Why we love to cook it: Skewers or grilling aside, it’s really about assembling and arranging, so it’s a lovely chance to show off your food styling skills (which inevitably leads to an Instagram post or Snapchat peek). Dressing it with tangy, salty, chile-hot nuoc cham brings a giant flavor payoff.

Dancing Eggplant from José André’s ‘Vegetables Unleashed’
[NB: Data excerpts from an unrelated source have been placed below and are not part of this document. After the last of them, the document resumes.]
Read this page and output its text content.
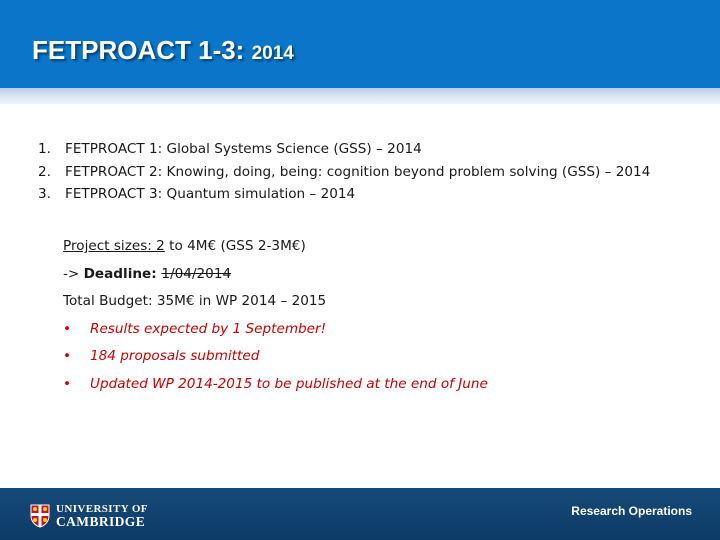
FETPROACT 1-3: 2014
1.	FETPROACT 1: Global Systems Science (GSS) – 2014
2.	FETPROACT 2: Knowing, doing, being: cognition beyond problem solving (GSS) – 2014
3.	FETPROACT 3: Quantum simulation – 2014
Project sizes: 2 to 4M€ (GSS 2-3M€)
-> Deadline: 1/04/2014
Total Budget: 35M€ in WP 2014 – 2015
•	Results expected by 1 September!
•	184 proposals submitted
•	Updated WP 2014-2015 to be published at the end of June
UNIVERSITY OF
CAMBRIDGE
Research Operations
Eggplant topped with bonito flakes (katsuobushi) that seem to dance, from José Andrés’ Vegetables Unleashed

Eggplant topped with bonito flakes (katsuobushi) that seem to dance, from José Andrés’ Vegetables Unleashed

Katsuobushi (bonito flakes) strikes again — this time dancing on top of ingenious microwaved eggplant brushed with ginger-soy sauce. The effect is so delightful with a Japanese beer or glass of cold sake, it inspired us to turn a prearranged video chat with friends into Zoom Izakaya Hour. We included the recipe in an August review of Vegetables Unleashed by José Andrés.

Why we love cooking it: That sauce, which comes together in 5 minutes. We just want to paint it on everything.

Stuffed Zucchini with Pine Nut Salsa from ‘Ottolenghi Simple’

Stuffed Zucchini (courgettes) with pine nut salsa from Yotam Ottolenghi’s ‘Ottolenghi Simple’

Seasonal zucchini disorder — that time of year when summer squash invades your immune system and produce bin — sent us looking for the most inspired zucchini recipes. Predictably, we fell into Yotam Ottolenghi’s clutches. Unpredictably, the captive eaters — who had already OD’d on zucchini — went mad for this. Anyone have a bumper crop? Try this.

Why we love cooking it: You get to crush the cherry tomatoes with your hands.